HealthSeptember 05, 2017

Moving from Triple to Quadruple Aim

Nurses and other providers must not forget to care for themselves.

The Institute for Healthcare Improvement (IHI) first developed the Triple Aim framework in 2007. The idea is to work to advance the patient care experience, improve the health of a population, and reduce per capita health care costs at the same time.

Triple Aim is a single goal with three dimensions. The IHI has developed a set of high-level measures that operationally define each dimension of the Triple Aim. Pursuing Triple Aim is an extremely ambitious objective that will not be achievable without major buy-in and organization-wide support.

Care team well-being

The Triple Aim—enhancing patient experience, improving population health, and reducing costs—is widely accepted as a compass to optimize health system performance. Working on these three elements does not come without setbacks. Members of the health care workforce have reported widespread burnout and dissatisfaction. Burnout is associated with lower patient satisfaction, reduced health outcomes, and it may increase costs.

Thus, employee burnout can jeopardize the success of Triple Aim. The IHI and other groups have recommended expanding Triple Aim to a Quadruple Aim, adding the goal of improving the work life of health care providers, including clinicians and staff.
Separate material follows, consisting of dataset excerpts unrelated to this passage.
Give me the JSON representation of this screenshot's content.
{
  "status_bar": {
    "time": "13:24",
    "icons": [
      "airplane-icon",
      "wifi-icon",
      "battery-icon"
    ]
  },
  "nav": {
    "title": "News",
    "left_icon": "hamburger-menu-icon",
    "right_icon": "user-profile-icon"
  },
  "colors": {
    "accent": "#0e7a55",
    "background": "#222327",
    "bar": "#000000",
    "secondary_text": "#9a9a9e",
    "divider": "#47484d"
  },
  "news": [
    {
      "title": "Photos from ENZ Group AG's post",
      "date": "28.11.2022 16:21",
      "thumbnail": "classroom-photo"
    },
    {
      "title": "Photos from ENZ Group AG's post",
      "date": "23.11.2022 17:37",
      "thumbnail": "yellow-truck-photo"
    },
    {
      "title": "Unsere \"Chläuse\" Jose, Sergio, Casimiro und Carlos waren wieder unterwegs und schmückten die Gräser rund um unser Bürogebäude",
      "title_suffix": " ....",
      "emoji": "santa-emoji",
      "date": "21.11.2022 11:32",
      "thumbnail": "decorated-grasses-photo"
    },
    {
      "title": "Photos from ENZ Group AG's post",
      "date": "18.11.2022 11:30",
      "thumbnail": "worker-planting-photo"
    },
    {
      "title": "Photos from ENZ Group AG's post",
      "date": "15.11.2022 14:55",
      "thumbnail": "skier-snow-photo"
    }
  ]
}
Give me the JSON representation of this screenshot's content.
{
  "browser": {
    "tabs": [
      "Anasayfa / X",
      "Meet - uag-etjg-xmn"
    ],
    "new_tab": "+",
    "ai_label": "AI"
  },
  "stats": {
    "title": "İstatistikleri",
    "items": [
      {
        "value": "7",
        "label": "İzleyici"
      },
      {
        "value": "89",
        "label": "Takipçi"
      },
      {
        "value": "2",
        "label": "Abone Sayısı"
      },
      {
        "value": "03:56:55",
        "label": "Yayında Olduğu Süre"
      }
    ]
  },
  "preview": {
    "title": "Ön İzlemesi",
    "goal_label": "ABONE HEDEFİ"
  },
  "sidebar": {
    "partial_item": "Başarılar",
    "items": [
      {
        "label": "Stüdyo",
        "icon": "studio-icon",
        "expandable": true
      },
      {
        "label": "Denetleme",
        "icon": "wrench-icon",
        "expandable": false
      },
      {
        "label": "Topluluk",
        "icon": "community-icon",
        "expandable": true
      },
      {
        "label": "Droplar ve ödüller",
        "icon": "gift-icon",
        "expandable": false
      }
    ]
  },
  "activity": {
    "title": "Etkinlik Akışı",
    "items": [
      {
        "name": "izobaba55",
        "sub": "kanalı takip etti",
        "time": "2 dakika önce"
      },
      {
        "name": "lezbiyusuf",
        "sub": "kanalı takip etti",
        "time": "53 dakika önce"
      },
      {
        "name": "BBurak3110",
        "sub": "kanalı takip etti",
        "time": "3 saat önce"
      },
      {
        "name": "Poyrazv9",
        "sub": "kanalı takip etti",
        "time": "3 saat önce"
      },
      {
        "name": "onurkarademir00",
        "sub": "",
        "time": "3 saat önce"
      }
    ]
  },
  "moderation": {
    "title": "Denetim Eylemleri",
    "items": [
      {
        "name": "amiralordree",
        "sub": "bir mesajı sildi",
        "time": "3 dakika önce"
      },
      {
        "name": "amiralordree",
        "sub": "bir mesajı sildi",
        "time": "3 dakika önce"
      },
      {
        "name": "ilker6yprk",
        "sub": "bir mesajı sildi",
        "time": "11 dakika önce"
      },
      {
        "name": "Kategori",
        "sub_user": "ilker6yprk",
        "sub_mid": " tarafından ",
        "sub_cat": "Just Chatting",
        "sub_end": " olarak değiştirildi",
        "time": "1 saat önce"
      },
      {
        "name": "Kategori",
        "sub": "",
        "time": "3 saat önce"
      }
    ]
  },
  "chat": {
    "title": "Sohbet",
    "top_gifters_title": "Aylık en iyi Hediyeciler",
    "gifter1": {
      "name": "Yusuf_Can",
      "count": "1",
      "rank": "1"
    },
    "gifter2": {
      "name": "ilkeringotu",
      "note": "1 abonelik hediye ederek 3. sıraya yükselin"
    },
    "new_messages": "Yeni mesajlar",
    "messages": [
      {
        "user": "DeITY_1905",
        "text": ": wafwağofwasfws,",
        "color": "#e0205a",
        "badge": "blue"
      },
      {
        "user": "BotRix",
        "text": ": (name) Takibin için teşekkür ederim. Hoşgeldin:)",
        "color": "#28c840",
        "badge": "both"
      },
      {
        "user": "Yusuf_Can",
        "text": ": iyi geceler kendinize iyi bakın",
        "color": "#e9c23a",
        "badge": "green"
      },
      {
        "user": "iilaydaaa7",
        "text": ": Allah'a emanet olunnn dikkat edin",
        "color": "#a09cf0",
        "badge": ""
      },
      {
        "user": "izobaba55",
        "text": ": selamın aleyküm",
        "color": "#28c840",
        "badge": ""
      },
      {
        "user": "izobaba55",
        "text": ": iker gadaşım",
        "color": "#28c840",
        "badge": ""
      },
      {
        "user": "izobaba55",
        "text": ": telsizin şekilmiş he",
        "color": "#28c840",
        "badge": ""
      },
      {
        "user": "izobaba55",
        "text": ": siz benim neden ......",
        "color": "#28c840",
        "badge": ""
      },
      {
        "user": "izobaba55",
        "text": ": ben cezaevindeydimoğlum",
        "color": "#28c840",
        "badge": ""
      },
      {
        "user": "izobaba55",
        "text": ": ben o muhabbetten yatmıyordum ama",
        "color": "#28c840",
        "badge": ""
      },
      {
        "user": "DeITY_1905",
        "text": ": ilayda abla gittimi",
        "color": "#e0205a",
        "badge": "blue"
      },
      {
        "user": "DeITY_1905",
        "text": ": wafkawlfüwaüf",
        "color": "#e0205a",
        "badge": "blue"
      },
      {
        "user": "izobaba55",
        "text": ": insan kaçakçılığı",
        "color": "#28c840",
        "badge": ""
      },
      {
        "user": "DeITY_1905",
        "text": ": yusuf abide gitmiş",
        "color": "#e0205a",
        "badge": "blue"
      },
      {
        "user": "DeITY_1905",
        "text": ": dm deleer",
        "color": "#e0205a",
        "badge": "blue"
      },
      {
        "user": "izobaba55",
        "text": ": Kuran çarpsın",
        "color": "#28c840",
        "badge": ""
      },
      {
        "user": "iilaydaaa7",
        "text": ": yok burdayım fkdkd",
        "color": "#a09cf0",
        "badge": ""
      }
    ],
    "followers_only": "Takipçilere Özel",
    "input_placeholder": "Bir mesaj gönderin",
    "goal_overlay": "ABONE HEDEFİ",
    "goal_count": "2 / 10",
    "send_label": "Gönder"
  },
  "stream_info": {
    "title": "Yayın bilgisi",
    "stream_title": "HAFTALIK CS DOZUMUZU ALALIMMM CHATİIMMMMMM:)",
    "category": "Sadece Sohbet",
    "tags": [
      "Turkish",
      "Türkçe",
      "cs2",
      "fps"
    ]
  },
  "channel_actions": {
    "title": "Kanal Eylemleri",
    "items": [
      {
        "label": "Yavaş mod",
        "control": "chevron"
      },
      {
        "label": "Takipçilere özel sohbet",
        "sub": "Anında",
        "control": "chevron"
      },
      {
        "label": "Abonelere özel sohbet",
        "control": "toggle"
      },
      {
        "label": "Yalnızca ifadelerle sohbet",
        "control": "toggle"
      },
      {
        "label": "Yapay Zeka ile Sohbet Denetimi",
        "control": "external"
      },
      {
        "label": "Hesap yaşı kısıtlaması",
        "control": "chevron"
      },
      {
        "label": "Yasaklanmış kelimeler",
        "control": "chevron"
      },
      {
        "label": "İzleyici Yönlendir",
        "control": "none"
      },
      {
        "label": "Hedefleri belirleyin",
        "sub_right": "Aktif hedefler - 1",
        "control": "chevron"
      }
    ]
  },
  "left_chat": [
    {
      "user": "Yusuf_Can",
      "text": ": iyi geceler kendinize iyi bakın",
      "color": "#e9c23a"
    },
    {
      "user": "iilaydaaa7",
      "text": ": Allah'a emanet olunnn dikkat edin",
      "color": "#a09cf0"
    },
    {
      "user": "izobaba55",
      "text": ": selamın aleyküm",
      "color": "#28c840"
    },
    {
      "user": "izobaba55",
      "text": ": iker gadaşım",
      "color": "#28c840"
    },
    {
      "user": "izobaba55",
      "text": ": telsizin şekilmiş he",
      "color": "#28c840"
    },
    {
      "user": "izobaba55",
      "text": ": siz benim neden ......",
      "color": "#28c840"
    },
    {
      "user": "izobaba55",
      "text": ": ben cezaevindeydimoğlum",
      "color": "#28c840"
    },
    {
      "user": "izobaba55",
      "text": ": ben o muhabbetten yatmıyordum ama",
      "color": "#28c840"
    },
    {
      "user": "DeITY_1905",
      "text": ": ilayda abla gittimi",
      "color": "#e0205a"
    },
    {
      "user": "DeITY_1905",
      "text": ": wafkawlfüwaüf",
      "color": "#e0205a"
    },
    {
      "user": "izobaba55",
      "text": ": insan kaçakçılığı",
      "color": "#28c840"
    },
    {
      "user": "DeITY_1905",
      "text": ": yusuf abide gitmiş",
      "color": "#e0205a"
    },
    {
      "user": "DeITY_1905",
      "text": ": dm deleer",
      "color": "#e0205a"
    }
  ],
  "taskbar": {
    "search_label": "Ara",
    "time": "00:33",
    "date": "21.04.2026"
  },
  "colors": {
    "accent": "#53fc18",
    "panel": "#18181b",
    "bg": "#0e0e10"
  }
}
Burnout among the health care workforce can threaten the success of Triple Aim by lowering patient satisfaction and increasing the possibility of errors. Caregiver burnout among nurses and other team members may contribute to the overuse of resources and increased costs of care.

Achieving the 4th Aim

How can health care organizations work toward the fourth aim, improving the work life of clinicians and staff? The following list suggests some practical steps from the Annals of Family Medicine:

  • Implement team documentation: nurses, medical assistants, or other staff present during the patient visit, enter some or all documentation into the EHR, and assist with order entry, prescription processing, and charge capture. Team documentation has been associated with greater physician and staff satisfaction, improved revenues, and the capacity of the team to manage a larger panel of patients while going home earlier.
  • Use pre-visit planning and pre-appointment laboratory testing to reduce time wasted on the review and follow-up of laboratory results.
  • Expand roles allowing nurses and medical assistants to assume responsibility for preventive care and chronic care health coaching under physician-written standing orders.
  • Standardize and synchronize workflows for prescription refills, an approach which can save physicians five hours per week while providing better care.
  • Co-locate teams so that physicians work in the same space as their team members. This has been shown to increase efficiency and save 30 minutes of physician time per day.
  • To avoid shifting burnout from physicians to practice staff, ensure that staff who assume new responsibilities are well-trained and understand that they are contributing to the health of their patients and that unnecessary work is reengineered out of the practice.

The Triple Aim is paving the way forward for our health care system. Positive engagement of the health care workforce is of paramount importance in achieving the primary goal of the Triple Aim—improving population health.

Leaders and providers of health care should consider adding a fourth dimension—improving the work life of those who deliver care—to the ensure better care, better health, and lower costs.

How seriously does your facility consider the work life conditions of clinicians and staff? Do you think they are doing enough to ensure that nurses take care of themselves?